Immediately after stimulation with glucose in vitro, isolated rat pancreatic islets prelabeled with [32P]orthophosphate release a pulse of [32P]orthophosphate into the media (the "phosphate flush"). Islets have been rapidly frozen before, during, and after this pulse to assess the concurrent changes in the distribution of tissue radioactivity. Under the present experimental conditions, approximately 90% of the islet radioactivity was soluble in perchloric acid (PCA-soluble) immediately before stimulation and slightly more than half of that was present as [32P]orthophosphate. The tissue pool of [32P]orthophosphate declined 55% and 62% after 7 and 14 min of stimulation which, respectively, incorporated the peak and the end of the heightened efflux of radioactivity. The net decrementa in tissue orthophosphate could account for all of the radioactivity which was released during the "phosphate flush." During the 14-min period of stimulation, labeled ATP and GTP (which had accounted for 13% and 4% of total PCA-soluble radioactivity before stimulation) increased 51% and 35%, respectively, and labeled ADP and AMP (which had accounted for 5.4% and 1.5% of PCA-soluble counts) fell 36% and 77%, respectively.

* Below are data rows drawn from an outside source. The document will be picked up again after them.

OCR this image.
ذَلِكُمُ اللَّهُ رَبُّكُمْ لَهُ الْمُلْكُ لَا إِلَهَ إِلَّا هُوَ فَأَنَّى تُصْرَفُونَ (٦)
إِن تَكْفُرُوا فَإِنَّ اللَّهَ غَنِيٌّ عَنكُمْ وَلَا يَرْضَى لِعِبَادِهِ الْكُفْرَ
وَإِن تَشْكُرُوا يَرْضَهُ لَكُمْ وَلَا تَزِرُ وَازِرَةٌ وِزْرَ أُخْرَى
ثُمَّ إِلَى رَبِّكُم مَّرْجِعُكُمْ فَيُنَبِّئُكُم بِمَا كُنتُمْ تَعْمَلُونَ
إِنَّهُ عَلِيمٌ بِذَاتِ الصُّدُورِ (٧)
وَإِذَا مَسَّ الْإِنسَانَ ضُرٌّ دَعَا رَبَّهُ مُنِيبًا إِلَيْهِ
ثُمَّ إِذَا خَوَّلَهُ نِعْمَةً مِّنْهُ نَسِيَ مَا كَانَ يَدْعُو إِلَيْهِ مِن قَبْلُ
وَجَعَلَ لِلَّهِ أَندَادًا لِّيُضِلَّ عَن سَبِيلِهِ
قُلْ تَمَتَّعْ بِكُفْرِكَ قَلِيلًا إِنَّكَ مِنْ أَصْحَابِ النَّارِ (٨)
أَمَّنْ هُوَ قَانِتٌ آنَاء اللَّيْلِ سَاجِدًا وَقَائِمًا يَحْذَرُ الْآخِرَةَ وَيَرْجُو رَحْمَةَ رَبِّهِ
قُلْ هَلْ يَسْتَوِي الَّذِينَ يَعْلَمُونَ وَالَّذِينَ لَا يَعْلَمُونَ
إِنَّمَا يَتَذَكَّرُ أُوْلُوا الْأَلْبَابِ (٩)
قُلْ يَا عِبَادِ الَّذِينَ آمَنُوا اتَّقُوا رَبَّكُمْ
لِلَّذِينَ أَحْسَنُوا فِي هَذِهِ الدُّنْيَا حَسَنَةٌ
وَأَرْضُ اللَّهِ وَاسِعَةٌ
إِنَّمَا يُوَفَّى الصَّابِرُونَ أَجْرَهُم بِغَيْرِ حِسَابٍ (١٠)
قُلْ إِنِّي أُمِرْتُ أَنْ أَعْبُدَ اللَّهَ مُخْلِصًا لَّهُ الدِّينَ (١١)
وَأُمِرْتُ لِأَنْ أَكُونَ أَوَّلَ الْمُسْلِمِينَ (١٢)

Certain other PCA-soluble components, such as phosphorylcholine and phosphorylethanolamine, and total PCA-insoluble radioactivity were not demonstrably altered. The findings indicate that the "phosphate flush" originates from a labile pool of tissue orthophosphate. It remains to be established whether the simultaneous changes in the turnover of selected nucleotides are coupled to the translocation of orthophosphate or are mediated separately.